За привычной коротенькой мыслью иногда следовала череда будто из тумана выплывающих картинок… Паря любила эти приходящие видения, а особенно – то тепло, которое они приносили с собой.
     А детство было теплым. Ее молодая мать, беременная первенцем – Парей - вдруг бросила законного мужа и пошла за вдовца, как тогда говорили - «на пятерых» детей. Какая сила страсти бушевала между матерью и отчимом, Паря ни тогда, ни позже не знала, но жили они душа в душу, родили сына. Детей не баловали, растили в труде и строгости. Только Паря – так домашние сокращали ее длинное имя Прасковья -  была на особом положении. Отчим, большой и добрый человек, любил ее, не родную, больше всех детей – за живой ум. Быт был примитивный, работа по хозяйству тяжелой, еда простой. Конфеты появлялись на столе раза два в год, после поездок отчима в город. Делили их поровну между всеми детьми, но Паре втихаря перепадало на одну больше. И за эту одну лишнюю конфетку она всегда – и тогда, в детстве, и сейчас, в старости, была очень, до слез благодарна.  Вот так и баловали,  да работой сильно не нагружали – Паря должна была учиться.  Когда курс начальной школы был успешно пройден, мать собрала Парю и младшего брата к дальним родственникам - в город. Стояла трескучая сибирская зима, а путь был долог. Вез их отец на телеге, в дороге дети заболели. И запомнила Паря, как долго они отогревались на русской печи у добрых людей, приютивших их в попутной деревеньке… Братик не выжил, а Парю отец все-таки довез, отдал в ученье.

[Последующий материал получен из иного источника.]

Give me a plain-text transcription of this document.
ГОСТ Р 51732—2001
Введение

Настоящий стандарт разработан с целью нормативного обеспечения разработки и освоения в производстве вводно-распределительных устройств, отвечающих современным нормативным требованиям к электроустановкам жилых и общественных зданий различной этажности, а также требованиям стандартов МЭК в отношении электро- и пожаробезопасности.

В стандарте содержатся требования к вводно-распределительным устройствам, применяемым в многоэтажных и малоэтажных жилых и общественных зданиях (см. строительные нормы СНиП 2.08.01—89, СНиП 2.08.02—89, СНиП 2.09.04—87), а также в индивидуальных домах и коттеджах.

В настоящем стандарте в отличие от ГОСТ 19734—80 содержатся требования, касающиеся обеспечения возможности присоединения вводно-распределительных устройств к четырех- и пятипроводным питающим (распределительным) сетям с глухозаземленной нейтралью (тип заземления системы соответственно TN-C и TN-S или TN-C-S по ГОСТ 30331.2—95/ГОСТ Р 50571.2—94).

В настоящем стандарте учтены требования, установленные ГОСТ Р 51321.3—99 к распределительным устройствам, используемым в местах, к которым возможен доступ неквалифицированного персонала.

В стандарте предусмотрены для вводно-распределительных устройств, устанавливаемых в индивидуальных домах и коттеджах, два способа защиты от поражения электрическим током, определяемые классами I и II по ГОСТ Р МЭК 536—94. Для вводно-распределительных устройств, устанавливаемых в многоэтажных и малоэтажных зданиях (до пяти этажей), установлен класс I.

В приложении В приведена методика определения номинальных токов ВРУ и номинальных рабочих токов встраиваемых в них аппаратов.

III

     Дальше вспоминать не любила – как жила, хоть и у родни, но в чужой семье, одна-одинешенька со своею жизнью, скучала по дому и теплу. Окончила семь классов, да грянула война... Пошла в артель шить рукавицы и ватники, а после войны выучилась на бухгалтера. Как не любила счетоводить, а любила рисовать, примечать все вокруг себя – и погоду, и природу, и людей, любила даже записать что-то в  дневник. Так и осталось это «баловство» лишь баловством, да на всю жизнь. Зато научила хорошо рисовать дочку, учила и внучку, а дневники вела до старости...

     Эти дневники - общие тетради в девяносто листов в простой картонной обложке - вместе с фотографиями и документами припрятала Зойка на шкаф. Ненадежной стала Паря: поджигала на конфорке полотенца и тряпицы, ложки и вилки закатывала в обрывки газет и засовывала под матрац, про унитаз забыла…  Зойка несколько месяцев помучилась, а потом  отрезала все пути к самодеятельности – купила памперсы, ручки у плиты сняла, посуду, книги, бумаги  спрятала. 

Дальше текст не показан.